- Born: 10 May 1908 Berlin, German Empire
- Died: 27 April 1982 (aged 73) Achern, West Germany
- Occupation: Mechanic
- Known for: Being the last occupant of the Führerbunker

= Johannes Hentschel =

German mechanic (1908–1982)

Johannes Hentschel (10 May 1908 - 27 April 1982) was a German mechanic who served at Adolf Hitler's Reich Chancellery apartments in Berlin during World War II. He also served in the same capacity in Hitler's Führerbunker in 1945. He surrendered to Soviet Red Army soldiers on 2 May 1945.

==Early life==
Hentschel was born in Berlin on 10 May 1908.

==Career==
Hentschel was hired on 4 July 1934 as a master electro-mechanic for Adolf Hitler's personal apartments in the Reich Chancellery building. Years later, during the Battle of Berlin, he was responsible for the machine room in the Führerbunker.

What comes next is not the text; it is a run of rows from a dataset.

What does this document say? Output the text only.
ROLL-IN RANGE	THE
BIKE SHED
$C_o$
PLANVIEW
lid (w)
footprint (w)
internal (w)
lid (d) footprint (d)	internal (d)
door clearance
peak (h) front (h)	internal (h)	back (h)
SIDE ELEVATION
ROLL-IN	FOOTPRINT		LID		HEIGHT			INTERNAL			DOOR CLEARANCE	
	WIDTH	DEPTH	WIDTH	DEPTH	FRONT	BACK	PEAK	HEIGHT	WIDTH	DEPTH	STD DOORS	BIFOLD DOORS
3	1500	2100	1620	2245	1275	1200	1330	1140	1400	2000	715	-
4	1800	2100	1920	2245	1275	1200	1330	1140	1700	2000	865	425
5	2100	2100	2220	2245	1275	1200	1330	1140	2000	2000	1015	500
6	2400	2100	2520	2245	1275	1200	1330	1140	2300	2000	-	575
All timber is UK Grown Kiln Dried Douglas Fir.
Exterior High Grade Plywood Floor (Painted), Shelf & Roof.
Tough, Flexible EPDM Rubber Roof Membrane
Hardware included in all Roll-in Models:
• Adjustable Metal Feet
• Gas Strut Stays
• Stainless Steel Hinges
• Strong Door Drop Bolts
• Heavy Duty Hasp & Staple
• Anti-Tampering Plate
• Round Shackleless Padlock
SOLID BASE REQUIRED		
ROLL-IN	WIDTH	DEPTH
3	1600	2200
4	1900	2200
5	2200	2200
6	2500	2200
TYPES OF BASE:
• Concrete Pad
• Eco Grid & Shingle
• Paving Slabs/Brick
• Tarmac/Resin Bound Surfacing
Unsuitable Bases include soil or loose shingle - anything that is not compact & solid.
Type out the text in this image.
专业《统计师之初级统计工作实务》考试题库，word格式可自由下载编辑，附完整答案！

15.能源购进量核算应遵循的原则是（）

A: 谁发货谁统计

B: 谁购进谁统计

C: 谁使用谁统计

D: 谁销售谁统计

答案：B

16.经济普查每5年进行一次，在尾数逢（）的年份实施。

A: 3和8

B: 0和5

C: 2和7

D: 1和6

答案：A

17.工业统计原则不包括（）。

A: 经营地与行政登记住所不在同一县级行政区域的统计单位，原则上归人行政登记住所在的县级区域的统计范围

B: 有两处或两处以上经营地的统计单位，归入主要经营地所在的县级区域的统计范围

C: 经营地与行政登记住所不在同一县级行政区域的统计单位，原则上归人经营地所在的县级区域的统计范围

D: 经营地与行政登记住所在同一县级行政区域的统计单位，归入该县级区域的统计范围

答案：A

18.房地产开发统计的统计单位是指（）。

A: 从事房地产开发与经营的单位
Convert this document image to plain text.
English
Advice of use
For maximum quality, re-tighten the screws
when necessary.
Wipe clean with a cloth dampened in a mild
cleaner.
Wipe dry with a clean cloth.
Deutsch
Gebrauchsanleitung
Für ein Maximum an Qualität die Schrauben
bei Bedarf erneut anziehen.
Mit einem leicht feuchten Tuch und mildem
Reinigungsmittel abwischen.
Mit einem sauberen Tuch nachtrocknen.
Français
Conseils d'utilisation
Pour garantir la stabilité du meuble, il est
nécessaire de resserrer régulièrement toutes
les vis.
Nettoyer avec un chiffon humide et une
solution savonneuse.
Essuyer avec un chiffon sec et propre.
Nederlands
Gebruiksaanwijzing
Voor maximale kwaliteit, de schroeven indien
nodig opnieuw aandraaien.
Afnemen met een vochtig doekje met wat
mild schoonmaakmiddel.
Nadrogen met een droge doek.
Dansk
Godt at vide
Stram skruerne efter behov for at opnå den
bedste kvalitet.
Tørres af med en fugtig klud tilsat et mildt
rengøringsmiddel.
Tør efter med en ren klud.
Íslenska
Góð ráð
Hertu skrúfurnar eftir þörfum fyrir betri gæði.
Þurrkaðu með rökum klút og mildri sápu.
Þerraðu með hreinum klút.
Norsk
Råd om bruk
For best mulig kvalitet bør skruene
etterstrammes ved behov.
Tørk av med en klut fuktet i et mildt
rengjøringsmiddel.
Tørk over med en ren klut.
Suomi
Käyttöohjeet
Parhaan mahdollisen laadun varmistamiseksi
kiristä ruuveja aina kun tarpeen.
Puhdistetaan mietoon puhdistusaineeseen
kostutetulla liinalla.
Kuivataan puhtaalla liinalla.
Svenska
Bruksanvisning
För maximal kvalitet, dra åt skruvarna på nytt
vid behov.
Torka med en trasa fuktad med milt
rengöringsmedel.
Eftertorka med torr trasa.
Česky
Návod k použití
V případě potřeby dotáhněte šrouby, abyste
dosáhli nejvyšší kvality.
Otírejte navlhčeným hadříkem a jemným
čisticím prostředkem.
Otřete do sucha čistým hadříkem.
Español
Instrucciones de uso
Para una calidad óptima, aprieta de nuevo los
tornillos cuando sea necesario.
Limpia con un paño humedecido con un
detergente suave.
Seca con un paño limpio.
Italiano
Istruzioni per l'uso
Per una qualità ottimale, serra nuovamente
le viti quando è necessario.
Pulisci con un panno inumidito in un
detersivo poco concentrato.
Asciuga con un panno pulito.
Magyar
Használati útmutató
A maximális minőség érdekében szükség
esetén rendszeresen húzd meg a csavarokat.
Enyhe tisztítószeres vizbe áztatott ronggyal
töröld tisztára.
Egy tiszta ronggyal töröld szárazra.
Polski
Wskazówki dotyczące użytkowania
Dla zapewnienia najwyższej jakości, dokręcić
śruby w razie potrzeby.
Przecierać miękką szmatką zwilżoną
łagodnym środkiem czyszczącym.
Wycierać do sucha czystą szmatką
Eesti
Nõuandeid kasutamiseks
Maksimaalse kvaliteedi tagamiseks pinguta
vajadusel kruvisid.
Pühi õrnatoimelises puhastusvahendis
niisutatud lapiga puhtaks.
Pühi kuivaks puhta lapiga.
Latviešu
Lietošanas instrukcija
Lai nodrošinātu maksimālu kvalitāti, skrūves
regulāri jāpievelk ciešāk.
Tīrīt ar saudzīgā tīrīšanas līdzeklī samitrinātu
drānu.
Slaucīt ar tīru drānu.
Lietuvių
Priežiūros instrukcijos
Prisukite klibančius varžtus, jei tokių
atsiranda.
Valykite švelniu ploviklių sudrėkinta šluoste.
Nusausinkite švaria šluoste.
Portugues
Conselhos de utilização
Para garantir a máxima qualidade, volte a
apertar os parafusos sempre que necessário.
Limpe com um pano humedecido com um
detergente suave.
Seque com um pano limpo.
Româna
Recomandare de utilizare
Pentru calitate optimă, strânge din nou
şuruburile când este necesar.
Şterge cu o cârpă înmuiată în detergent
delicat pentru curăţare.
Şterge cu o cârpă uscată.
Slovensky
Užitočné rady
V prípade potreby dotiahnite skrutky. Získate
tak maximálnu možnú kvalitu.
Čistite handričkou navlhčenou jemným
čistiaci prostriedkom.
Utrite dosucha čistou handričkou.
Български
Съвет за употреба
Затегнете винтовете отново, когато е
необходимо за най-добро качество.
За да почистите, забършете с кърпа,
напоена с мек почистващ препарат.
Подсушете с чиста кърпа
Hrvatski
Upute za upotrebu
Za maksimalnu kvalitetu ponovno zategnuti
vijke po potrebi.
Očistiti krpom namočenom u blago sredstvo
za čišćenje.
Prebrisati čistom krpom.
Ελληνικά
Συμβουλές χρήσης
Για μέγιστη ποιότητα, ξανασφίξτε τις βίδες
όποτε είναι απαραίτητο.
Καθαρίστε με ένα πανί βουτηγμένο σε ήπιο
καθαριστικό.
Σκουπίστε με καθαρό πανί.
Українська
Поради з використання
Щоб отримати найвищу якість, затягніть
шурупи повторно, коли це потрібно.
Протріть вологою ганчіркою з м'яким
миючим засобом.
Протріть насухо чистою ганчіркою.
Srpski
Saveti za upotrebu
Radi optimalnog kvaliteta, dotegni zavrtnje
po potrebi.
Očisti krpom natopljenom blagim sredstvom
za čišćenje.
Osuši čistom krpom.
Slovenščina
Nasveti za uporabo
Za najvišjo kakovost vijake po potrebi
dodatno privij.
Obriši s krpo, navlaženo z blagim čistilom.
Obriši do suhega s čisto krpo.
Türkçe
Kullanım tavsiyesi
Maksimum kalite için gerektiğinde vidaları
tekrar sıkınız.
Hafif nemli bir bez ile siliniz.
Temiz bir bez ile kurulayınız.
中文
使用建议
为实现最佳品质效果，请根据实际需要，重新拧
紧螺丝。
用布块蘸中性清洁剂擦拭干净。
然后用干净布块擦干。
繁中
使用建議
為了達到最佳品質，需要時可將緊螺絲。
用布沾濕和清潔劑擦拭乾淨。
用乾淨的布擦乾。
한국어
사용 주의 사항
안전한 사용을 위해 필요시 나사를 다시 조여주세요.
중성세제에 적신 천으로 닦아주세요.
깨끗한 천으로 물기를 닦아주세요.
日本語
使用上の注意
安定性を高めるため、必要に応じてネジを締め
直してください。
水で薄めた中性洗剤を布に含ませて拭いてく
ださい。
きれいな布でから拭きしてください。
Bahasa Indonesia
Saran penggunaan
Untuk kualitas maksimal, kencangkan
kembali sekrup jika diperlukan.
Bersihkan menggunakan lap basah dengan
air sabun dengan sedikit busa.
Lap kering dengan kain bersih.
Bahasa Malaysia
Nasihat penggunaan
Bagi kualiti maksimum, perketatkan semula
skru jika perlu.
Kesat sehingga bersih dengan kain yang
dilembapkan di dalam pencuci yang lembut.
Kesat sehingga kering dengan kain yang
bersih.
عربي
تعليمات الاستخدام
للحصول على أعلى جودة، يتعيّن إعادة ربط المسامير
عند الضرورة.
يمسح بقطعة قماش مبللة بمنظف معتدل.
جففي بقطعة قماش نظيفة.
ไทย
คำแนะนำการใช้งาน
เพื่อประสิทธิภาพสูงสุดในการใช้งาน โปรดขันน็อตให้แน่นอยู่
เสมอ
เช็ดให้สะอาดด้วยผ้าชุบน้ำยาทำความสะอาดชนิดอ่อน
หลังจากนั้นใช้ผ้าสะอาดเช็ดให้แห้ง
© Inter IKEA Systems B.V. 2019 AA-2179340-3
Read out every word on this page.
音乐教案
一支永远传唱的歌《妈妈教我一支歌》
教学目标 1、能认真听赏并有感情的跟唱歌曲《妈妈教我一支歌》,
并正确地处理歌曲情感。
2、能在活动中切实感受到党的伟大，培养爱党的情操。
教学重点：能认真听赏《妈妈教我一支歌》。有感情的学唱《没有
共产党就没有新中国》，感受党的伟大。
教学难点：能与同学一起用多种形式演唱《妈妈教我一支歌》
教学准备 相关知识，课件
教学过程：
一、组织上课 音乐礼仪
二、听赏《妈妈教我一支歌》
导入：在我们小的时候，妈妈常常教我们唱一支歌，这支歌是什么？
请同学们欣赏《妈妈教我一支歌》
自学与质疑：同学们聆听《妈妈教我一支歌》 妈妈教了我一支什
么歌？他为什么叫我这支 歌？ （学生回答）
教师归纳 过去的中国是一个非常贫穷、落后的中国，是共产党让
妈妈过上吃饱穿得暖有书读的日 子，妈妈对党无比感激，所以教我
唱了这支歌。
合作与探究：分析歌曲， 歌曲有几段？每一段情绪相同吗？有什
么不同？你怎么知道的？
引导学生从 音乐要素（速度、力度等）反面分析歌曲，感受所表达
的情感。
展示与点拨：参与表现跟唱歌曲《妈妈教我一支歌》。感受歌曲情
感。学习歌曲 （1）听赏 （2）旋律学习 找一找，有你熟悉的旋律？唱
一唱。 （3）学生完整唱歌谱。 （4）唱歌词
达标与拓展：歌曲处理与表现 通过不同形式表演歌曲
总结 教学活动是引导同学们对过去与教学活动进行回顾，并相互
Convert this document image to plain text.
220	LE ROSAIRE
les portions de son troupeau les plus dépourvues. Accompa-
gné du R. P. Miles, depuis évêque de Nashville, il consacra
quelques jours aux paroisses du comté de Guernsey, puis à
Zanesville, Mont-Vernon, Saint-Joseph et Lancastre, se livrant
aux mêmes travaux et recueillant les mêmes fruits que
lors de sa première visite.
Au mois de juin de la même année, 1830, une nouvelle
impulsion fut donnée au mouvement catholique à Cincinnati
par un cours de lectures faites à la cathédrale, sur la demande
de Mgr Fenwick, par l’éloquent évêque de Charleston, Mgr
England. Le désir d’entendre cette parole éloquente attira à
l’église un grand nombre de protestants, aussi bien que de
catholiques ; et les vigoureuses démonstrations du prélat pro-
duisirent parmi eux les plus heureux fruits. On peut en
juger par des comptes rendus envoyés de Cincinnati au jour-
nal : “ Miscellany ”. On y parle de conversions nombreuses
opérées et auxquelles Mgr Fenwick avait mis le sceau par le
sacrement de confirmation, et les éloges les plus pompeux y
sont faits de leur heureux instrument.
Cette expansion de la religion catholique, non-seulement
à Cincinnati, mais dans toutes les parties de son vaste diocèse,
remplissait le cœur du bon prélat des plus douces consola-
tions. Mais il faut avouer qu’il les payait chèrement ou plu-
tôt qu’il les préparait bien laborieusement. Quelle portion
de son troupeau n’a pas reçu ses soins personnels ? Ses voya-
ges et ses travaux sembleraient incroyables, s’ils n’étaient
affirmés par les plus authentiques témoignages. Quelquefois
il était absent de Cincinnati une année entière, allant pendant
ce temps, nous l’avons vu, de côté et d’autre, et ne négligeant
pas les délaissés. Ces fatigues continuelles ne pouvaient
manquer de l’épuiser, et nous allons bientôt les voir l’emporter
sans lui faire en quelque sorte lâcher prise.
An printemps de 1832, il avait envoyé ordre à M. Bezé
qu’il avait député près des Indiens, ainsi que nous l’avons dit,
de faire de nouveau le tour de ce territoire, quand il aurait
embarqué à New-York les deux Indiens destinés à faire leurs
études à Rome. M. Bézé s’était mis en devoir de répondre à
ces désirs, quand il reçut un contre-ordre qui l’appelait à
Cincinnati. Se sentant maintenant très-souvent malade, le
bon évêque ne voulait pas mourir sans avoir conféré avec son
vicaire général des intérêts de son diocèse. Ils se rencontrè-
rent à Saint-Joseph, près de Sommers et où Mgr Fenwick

In the early morning hours of 2 May 1945, telephone operator Rochus Misch and Hentschel were two of the last people remaining in the bunker complex. They exchanged letters to their wives in case anything happened to either of them. Misch then left the bunker to try to break through the Soviet army ring of the central part of the city. Hentschel stayed in the bunker after everyone else had either committed suicide or left, as the field hospital for the wounded in the Reich Chancellery above needed power and water. He surrendered to Soviet Red Army soldiers as they entered the bunker complex on 2 May and was released from captivity on 4 April 1949. Hentschel died on 27 April 1982 in Achern, West Germany at the age of 73.

==In popular culture==

- Hentschel plays a significant role in the 1981 film The Bunker. Portrayed by Martin Jarvis, he is shown as an ordinary working man (invariably seen in overalls) who observes the disintegration of the Nazi leaders around him. Eventually he is left all alone and disillusioned in the bunker, after the departure of his friend Rochus Misch. Awaiting the arrival of the Soviets, Hentschel hears the report of Hitler's "heroic" death on the radio, and throws the papers he's been reading at the radio.
- Oliver Stritzel was cast as Hentschel in the film Downfall (Der Untergang). However, in the theatrical release most of his scenes were cut and he only briefly appears restoring power to a failing generator, as well as in the epilogue which explains what happened to all the main characters. In the extended version of the film, his performance is expanded. Hentschel tells Otto Günsche that he is staying in order to maintain the generators. Later, he goes to the surface and looks at the burnt remains of Joseph and Magda Goebbels. Returning to the bunker, he finds a group of female Soviet soldiers who ask where Hitler and Braun are, then ask to be taken to Eva's wardrobe. He asks them not to open the door to the Goebbels' room, which they do anyway and find the dead bodies of the Goebbels children. Afterwards, he leads them to another room where the soldiers comb through leftover women's clothes with excitement.